20 de setembro de 2004

A Casa da Lagoa (Parte II)

Aquele simples acto de inspiração foi suficiente para devolver João Miguel ao espaço e tempo que o rodeava, abandonando a recordação do encontro com o Sr. António e o doce sabor da sua primeira conquista, que agora se desvanecia lentamente na retina da sua memória.

À sua frente, sobre a mesa da esplanada, a torrada de grossas fatias de pão de forma caseiro e o galão ainda ligeiramente fumegante aguardavam o seu despertar, o acordar para a vida, para as obrigações e desafios diários que agora teria de enfrentar.

Olhando de frente para a banheira redonda, que pomposamente tinham apelidado de fonte luminosa, deitou a mão a um pedaço de pão generosamente barrado de manteiga, que acompanhou com um sorvo de leite com café. A amena manhã de Setembro, para um fim de verão demasiado morno, até talvez um pouco frio, estava admiravelmente agradável. O sol escondido pelo pano cru dos imponentes chapéus aquecia o ar fresco e sadio da manhã, enquanto um leve aroma que não conseguia identificar lhe invadia suavemente as narinas, adocicando-lhe a alma.

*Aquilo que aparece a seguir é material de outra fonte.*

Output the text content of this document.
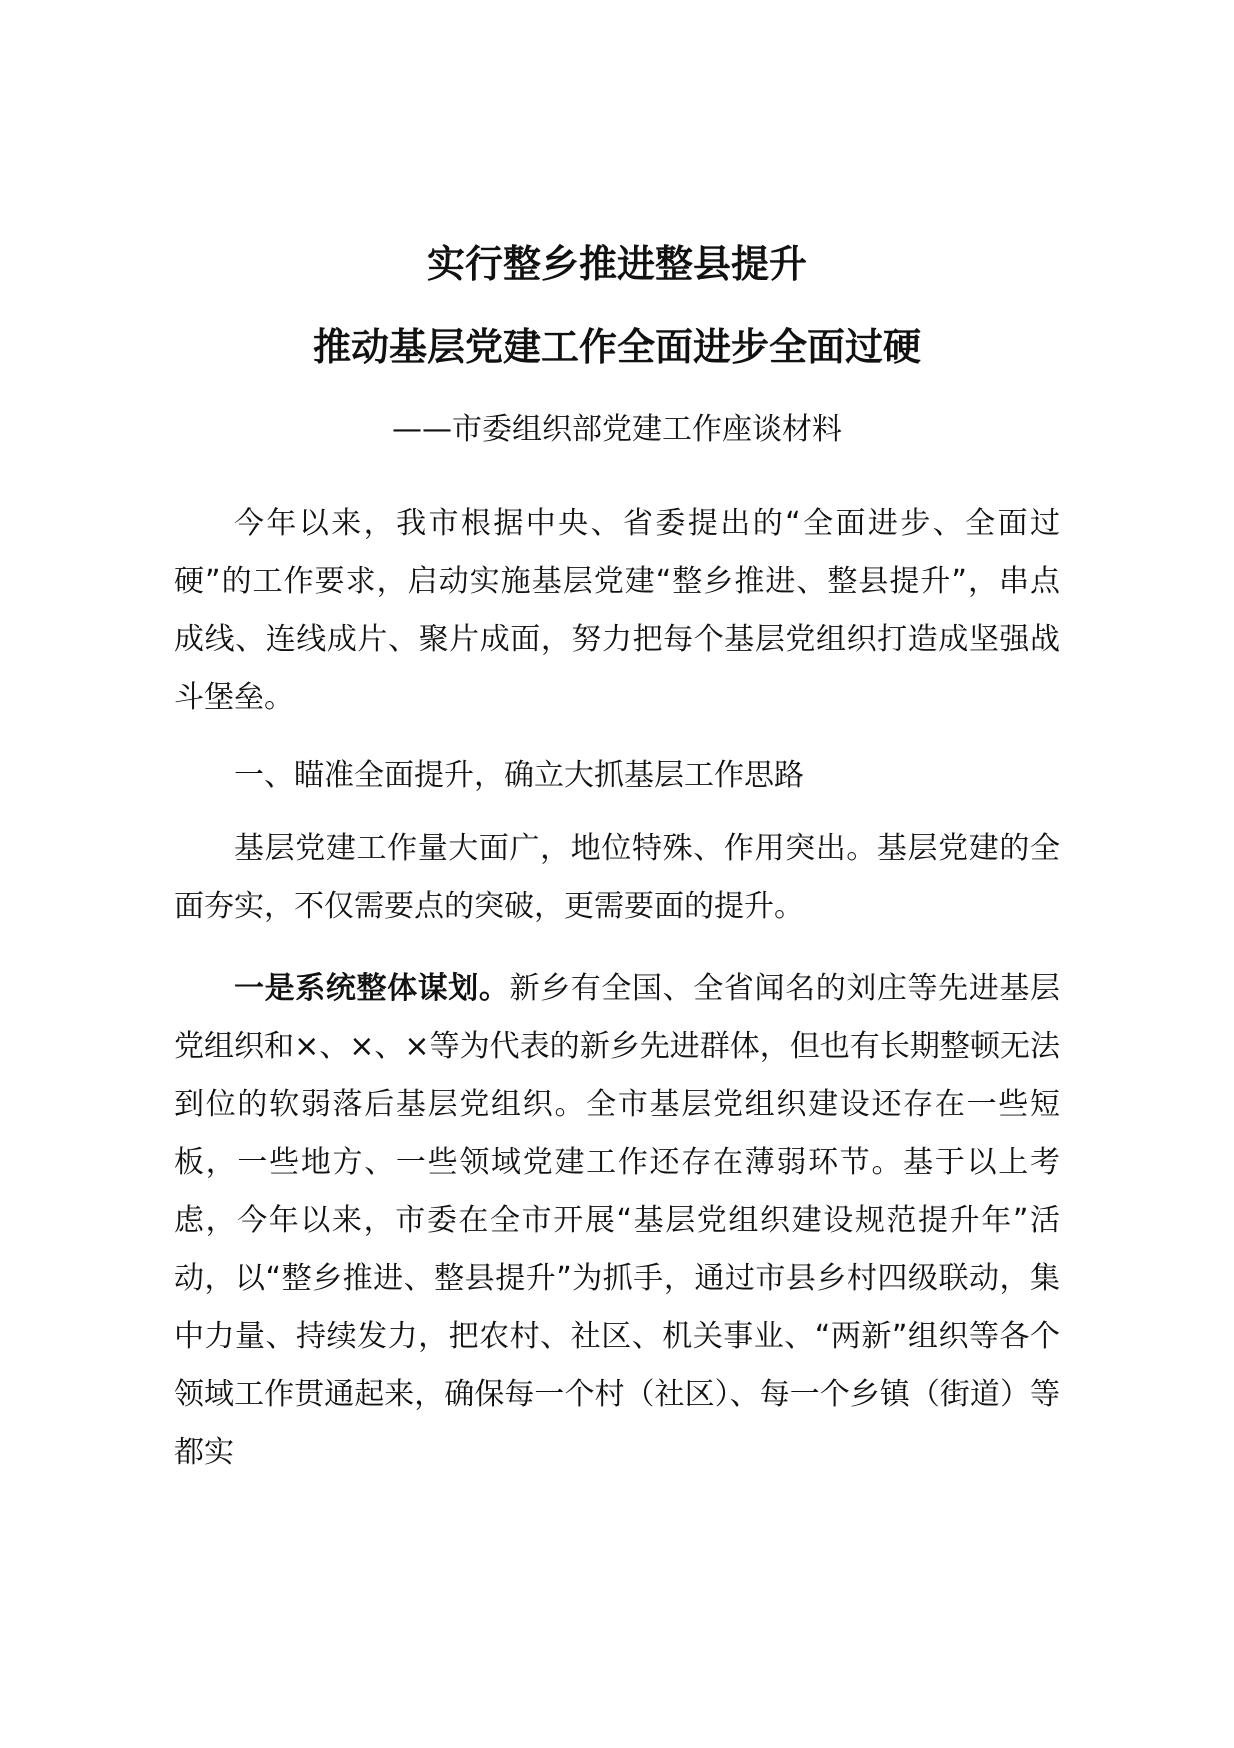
实行整乡推进整县提升
推动基层党建工作全面进步全面过硬

——市委组织部党建工作座谈材料

今年以来，我市根据中央、省委提出的“全面进步、全面过硬”的工作要求，启动实施基层党建“整乡推进、整县提升”，串点成线、连线成片、聚片成面，努力把每个基层党组织打造成坚强战斗堡垒。

一、瞄准全面提升，确立大抓基层工作思路

基层党建工作量大面广，地位特殊、作用突出。基层党建的全面夯实，不仅需要点的突破，更需要面的提升。

一是系统整体谋划。新乡有全国、全省闻名的刘庄等先进基层党组织和×、×、×等为代表的新乡先进群体，但也有长期整顿无法到位的软弱落后基层党组织。全市基层党组织建设还存在一些短板，一些地方、一些领域党建工作还存在薄弱环节。基于以上考虑，今年以来，市委在全市开展“基层党组织建设规范提升年”活动，以“整乡推进、整县提升”为抓手，通过市县乡村四级联动，集中力量、持续发力，把农村、社区、机关事业、“两新”组织等各个领域工作贯通起来，确保每一个村（社区）、每一个乡镇（街道）等都实
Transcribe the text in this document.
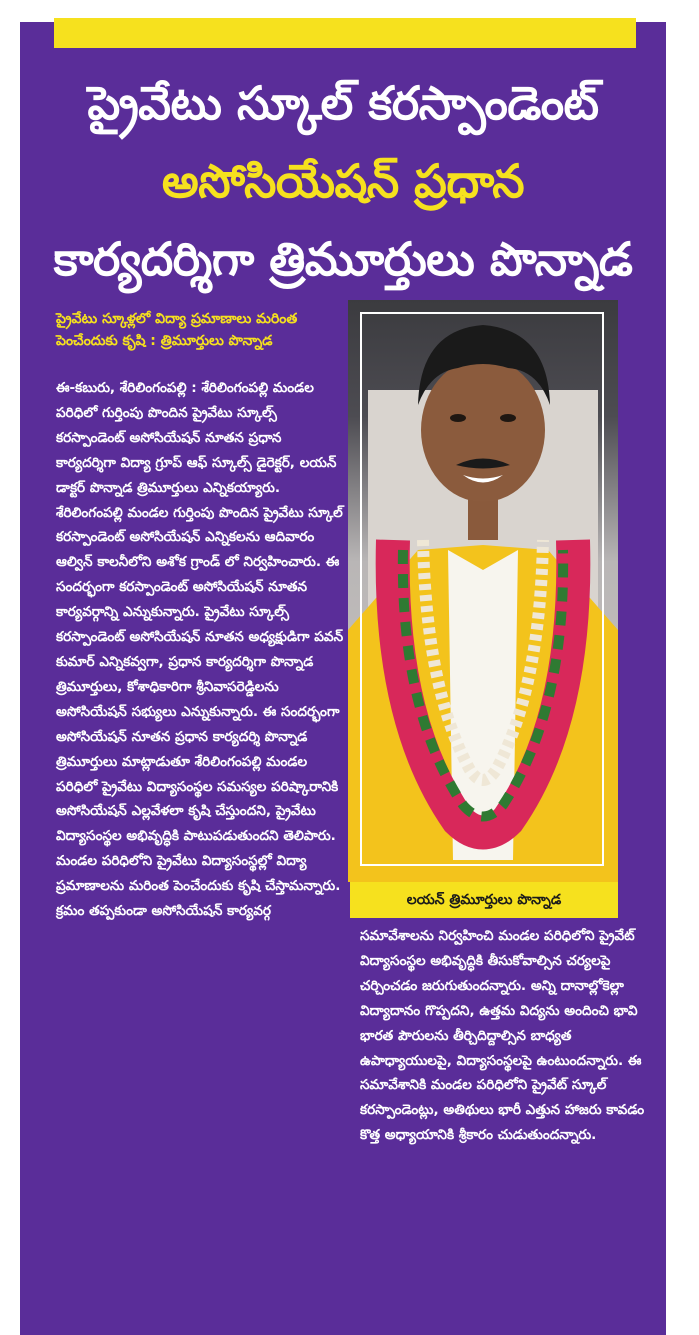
ప్రైవేటు స్కూల్ కరస్పాండెంట్
అసోసియేషన్ ప్రధాన
కార్యదర్శిగా త్రిమూర్తులు పొన్నాడ
ప్రైవేటు స్కూళ్లలో విద్యా ప్రమాణాలు మరింత పెంచేందుకు కృషి : త్రిమూర్తులు పొన్నాడ
ఈ-కబురు, శేరిలింగంపల్లి : శేరిలింగంపల్లి మండల పరిధిలో గుర్తింపు పొందిన ప్రైవేటు స్కూల్స్ కరస్పాండెంట్ అసోసియేషన్ నూతన ప్రధాన కార్యదర్శిగా విద్యా గ్రూప్ ఆఫ్ స్కూల్స్ డైరెక్టర్, లయన్ డాక్టర్ పొన్నాడ త్రిమూర్తులు ఎన్నికయ్యారు. శేరిలింగంపల్లి మండల గుర్తింపు పొందిన ప్రైవేటు స్కూల్ కరస్పాండెంట్ అసోసియేషన్ ఎన్నికలను ఆదివారం ఆల్విన్ కాలనీలోని అశోక గ్రాండ్ లో నిర్వహించారు. ఈ సందర్భంగా కరస్పాండెంట్ అసోసియేషన్ నూతన కార్యవర్గాన్ని ఎన్నుకున్నారు. ప్రైవేటు స్కూల్స్ కరస్పాండెంట్ అసోసియేషన్ నూతన అధ్యక్షుడిగా పవన్ కుమార్ ఎన్నికవ్వగా, ప్రధాన కార్యదర్శిగా పొన్నాడ త్రిమూర్తులు, కోశాధికారిగా శ్రీనివాసరెడ్డిలను అసోసియేషన్ సభ్యులు ఎన్నుకున్నారు. ఈ సందర్భంగా అసోసియేషన్ నూతన ప్రధాన కార్యదర్శి పొన్నాడ త్రిమూర్తులు మాట్లాడుతూ శేరిలింగంపల్లి మండల పరిధిలో ప్రైవేటు విద్యాసంస్థల సమస్యల పరిష్కారానికి అసోసియేషన్ ఎల్లవేళలా కృషి చేస్తుందని, ప్రైవేటు విద్యాసంస్థల అభివృద్ధికి పాటుపడుతుందని తెలిపారు. మండల పరిధిలోని ప్రైవేటు విద్యాసంస్థల్లో విద్యా ప్రమాణాలను మరింత పెంచేందుకు కృషి చేస్తామన్నారు. క్రమం తప్పకుండా అసోసియేషన్ కార్యవర్గ
లయన్ త్రిమూర్తులు పొన్నాడ
సమావేశాలను నిర్వహించి మండల పరిధిలోని ప్రైవేట్ విద్యాసంస్థల అభివృద్ధికి తీసుకోవాల్సిన చర్యలపై చర్చించడం జరుగుతుందన్నారు. అన్ని దానాల్లోకెల్లా విద్యాదానం గొప్పదని, ఉత్తమ విద్యను అందించి భావి భారత పౌరులను తీర్చిదిద్దాల్సిన బాధ్యత ఉపాధ్యాయులపై, విద్యాసంస్థలపై ఉంటుందన్నారు. ఈ సమావేశానికి మండల పరిధిలోని ప్రైవేట్ స్కూల్ కరస్పాండెంట్లు, అతిథులు భారీ ఎత్తున హాజరు కావడం కొత్త అధ్యాయానికి శ్రీకారం చుడుతుందన్నారు.
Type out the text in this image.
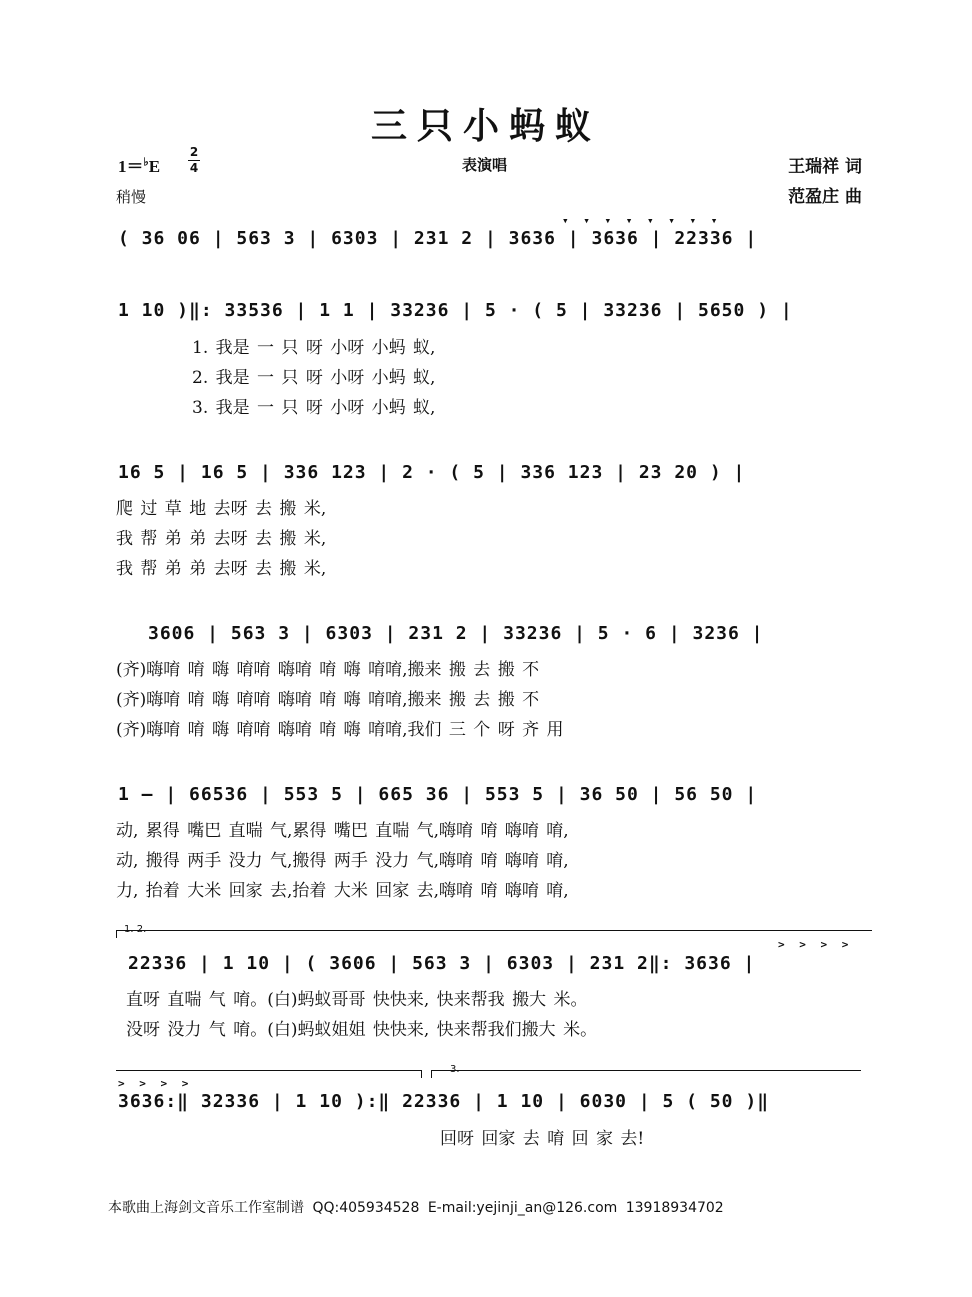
三只小蚂蚁
1＝♭E
2
4
稍慢
表演唱	王瑞祥 词
范盈庄 曲
▾ ▾ ▾ ▾ ▾ ▾ ▾ ▾
( 36 06 | 563 3 | 6303 | 231 2 | 3636 | 3636 | 22336 |
1 10 )‖: 33536 | 1 1 | 33236 | 5 · ( 5 | 33236 | 5650 ) |
1. 我是 一 只 呀 小呀 小蚂 蚁,
2. 我是 一 只 呀 小呀 小蚂 蚁,
3. 我是 一 只 呀 小呀 小蚂 蚁,
16 5 | 16 5 | 336 123 | 2 · ( 5 | 336 123 | 23 20 ) |
爬 过 草 地 去呀 去 搬 米,
我 帮 弟 弟 去呀 去 搬 米,
我 帮 弟 弟 去呀 去 搬 米,
3606 | 563 3 | 6303 | 231 2 | 33236 | 5 · 6 | 3236 |
(齐)嗨唷 唷 嗨 唷唷 嗨唷 唷 嗨 唷唷,搬来 搬 去 搬 不
(齐)嗨唷 唷 嗨 唷唷 嗨唷 唷 嗨 唷唷,搬来 搬 去 搬 不
(齐)嗨唷 唷 嗨 唷唷 嗨唷 唷 嗨 唷唷,我们 三 个 呀 齐 用
1 – | 66536 | 553 5 | 665 36 | 553 5 | 36 50 | 56 50 |
动, 累得 嘴巴 直喘 气,累得 嘴巴 直喘 气,嗨唷 唷 嗨唷 唷,
动, 搬得 两手 没力 气,搬得 两手 没力 气,嗨唷 唷 嗨唷 唷,
力, 抬着 大米 回家 去,抬着 大米 回家 去,嗨唷 唷 嗨唷 唷,
1. 2.
> > > >
22336 | 1 10 | ( 3606 | 563 3 | 6303 | 231 2‖: 3636 |
直呀 直喘 气 唷。(白)蚂蚁哥哥 快快来, 快来帮我 搬大 米。
没呀 没力 气 唷。(白)蚂蚁姐姐 快快来, 快来帮我们搬大 米。
3.
> > > >
3636:‖ 32336 | 1 10 ):‖ 22336 | 1 10 | 6030 | 5 ( 50 )‖
回呀 回家 去 唷 回 家 去!
本歌曲上海剑文音乐工作室制谱 QQ:405934528 E-mail:yejinji_an@126.com 13918934702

Olhou apressadamente para o relógio e verificou que estava um pouco atrasado. Sem hesitação tragou o resto do pequeno-almoço, pagou a conta com um cumprimento de braço no ar e seguiu a pé pela rua. Foi pequeno o passeio acelerado, apenas uns duzentos metros até à porta do seu local de trabalho. Logo que atravessou a porta, retirou da pasta que o acompanhava o uniforme que vestiu ali mesmo no hall. Já equipado a rigor foi atravessando energicamente as portas que atrás de si ficavam a balouçar, ainda frenéticas pela energia que as tinha atingido.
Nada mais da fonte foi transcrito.